Staying

I was thinking today about longevity in this program. How myself and others have been able to stay sober in spite of ourselves. Well, myself anyway.

I was reminded of this in my reading of the 24 Hour a Day book for today. And the answer was exactly what my sponsor told me a long time ago. Hang in and don’t quit no matter what happens. No matter how I felt. No matter what obstacles seemed to get in the way. To persevere.

That’s what I learned back early on. I think most of us were taught the same thing. There was no going back. I was here to stay. I had been relieved of alcohol, now it was time to learn how to live. To live sober. Something I had no idea about. But I was to learn from my sponsor and those old timers. The BB and 12&12. My own experience.

I was to learn that most of my problems were of my own making. Too much thinking, too much self centered awareness, too much selfishness, too much I want what I want, when I want it, too much self will run riot. Too much dependence on my own feelings and emotions.

I had to learn to act as if and not quit. Only to find out that if I did, it would become true. That was a new one for me. Well, practically everything was new to me. After all, I had been drinking so long, if I had ever learned anything I had forgotten it.

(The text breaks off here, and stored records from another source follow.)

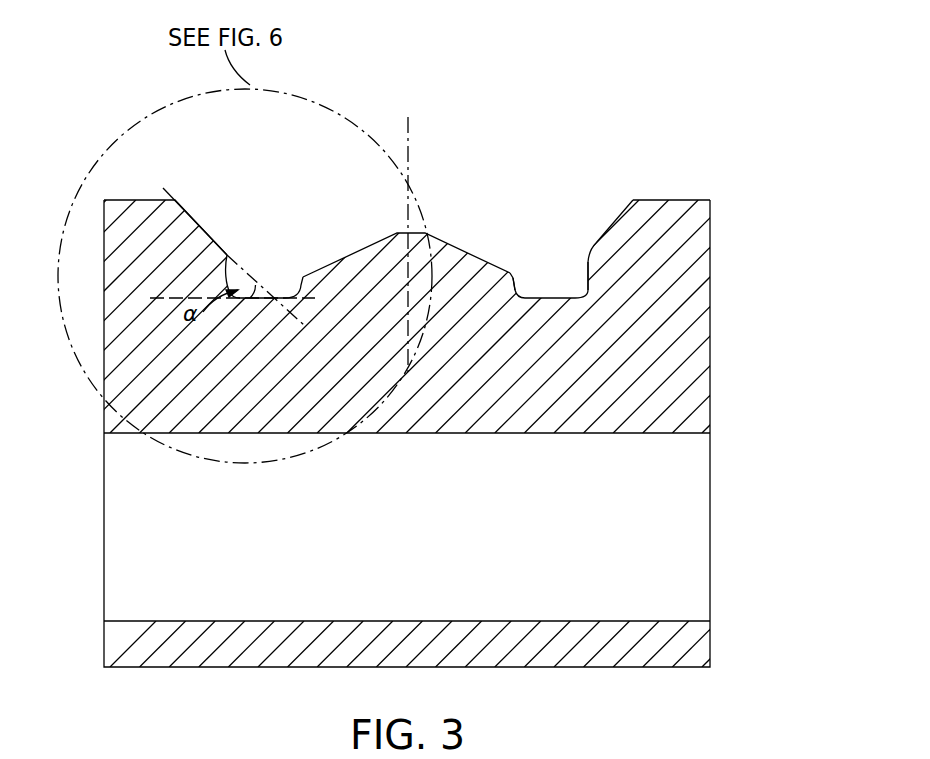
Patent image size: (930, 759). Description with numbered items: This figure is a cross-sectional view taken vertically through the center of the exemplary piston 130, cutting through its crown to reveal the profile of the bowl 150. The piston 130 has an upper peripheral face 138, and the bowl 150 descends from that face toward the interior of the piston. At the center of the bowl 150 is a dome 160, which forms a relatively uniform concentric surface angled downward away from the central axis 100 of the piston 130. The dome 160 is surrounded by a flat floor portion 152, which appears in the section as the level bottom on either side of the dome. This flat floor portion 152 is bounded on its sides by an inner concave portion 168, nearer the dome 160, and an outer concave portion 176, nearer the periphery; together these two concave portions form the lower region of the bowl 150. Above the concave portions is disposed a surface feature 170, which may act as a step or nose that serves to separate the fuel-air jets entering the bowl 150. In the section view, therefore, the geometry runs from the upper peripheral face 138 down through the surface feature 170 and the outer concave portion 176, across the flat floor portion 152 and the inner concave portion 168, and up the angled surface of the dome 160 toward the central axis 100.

The central axis 100 is at (411, 133).
The piston 130 is at (730, 351).
The upper peripheral face 138 is at (673, 200).
The bowl 150 is at (528, 220).
The flat floor portion 152 is at (281, 297).
The dome 160 is at (376, 226).
The inner concave portion 168 is at (505, 295).
The surface feature 170 is at (663, 200).
The outer concave portion 176 is at (602, 286).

Then there was the foundation of this program. The spiritual solution. I had to get an open mind. From a closed, sealed tightly shut mind to a new beginning. To stop questioning everyone and everything and learn to trust. To trust that I didn’t know. To stop relying so much on my “knowledge”. To begin to believe in a power greater than myself. Then to develop faith. To pray regardless of how I felt or thought. And to learn to shut up and listen. In other words, meditate.

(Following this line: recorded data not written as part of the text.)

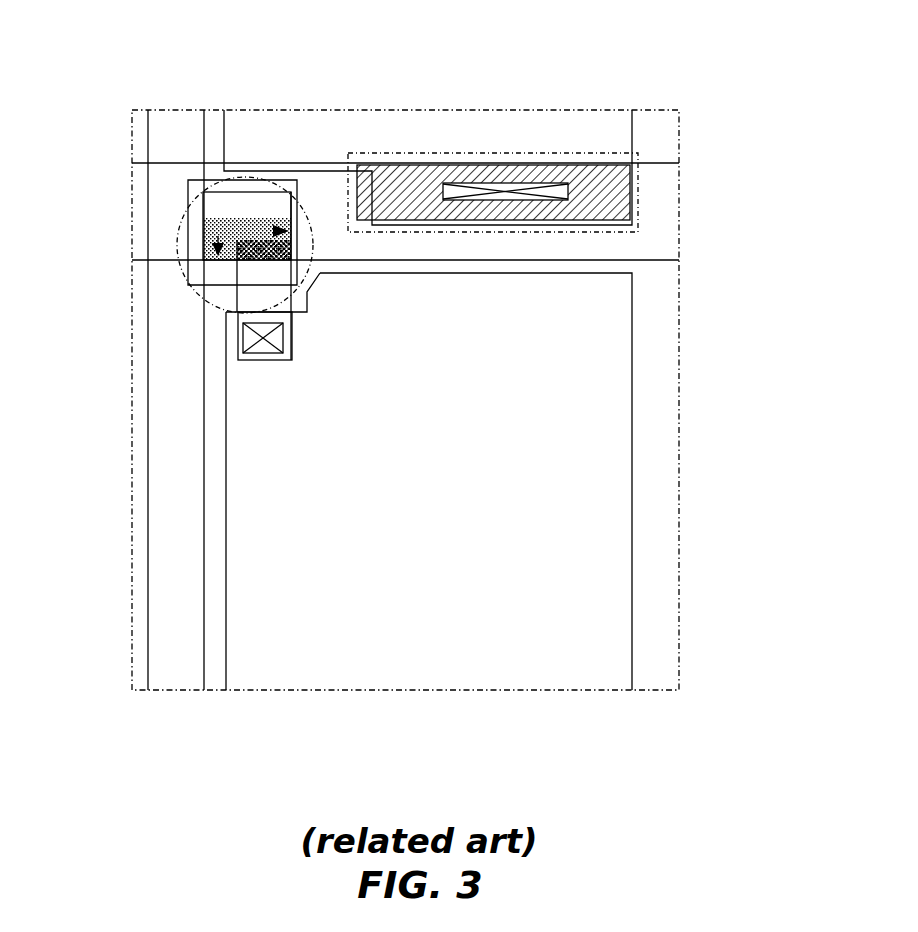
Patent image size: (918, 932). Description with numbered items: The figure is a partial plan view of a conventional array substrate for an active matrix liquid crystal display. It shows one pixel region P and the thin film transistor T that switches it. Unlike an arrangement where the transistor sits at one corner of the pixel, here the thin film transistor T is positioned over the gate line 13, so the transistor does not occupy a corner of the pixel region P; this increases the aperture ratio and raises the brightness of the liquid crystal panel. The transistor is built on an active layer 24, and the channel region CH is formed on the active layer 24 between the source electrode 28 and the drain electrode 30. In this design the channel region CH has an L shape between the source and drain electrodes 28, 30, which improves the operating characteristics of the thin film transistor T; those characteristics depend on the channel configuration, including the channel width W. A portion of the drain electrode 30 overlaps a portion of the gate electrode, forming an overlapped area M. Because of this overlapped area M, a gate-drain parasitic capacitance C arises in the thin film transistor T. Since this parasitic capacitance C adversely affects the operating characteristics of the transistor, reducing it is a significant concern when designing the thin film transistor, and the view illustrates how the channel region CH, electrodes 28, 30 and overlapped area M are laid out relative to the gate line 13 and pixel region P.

The gate line 13 is at (658, 208).
The thin film transistor T is at (297, 180).
The source electrode 28 is at (237, 200).
The channel region CH is at (203, 227).
The active layer 24 is at (298, 240).
The channel width W is at (218, 240).
The overlapped area M is at (278, 262).
The pixel region P is at (650, 414).
The drain electrode 30 is at (237, 350).
The parasitic capacitance C is at (470, 153).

But the bottom line of all of this was to stay and not quit. I didn’t and others didn’t either. The examples, the evidence of those who were here before us kept us here. Their words, their experiences, and the hope they offered people like me rang true in my heart and mind. I can only have gratitude to all those, who encouraged me to hang in, and to my higher power, Who gave me the grace and courage I so lacked.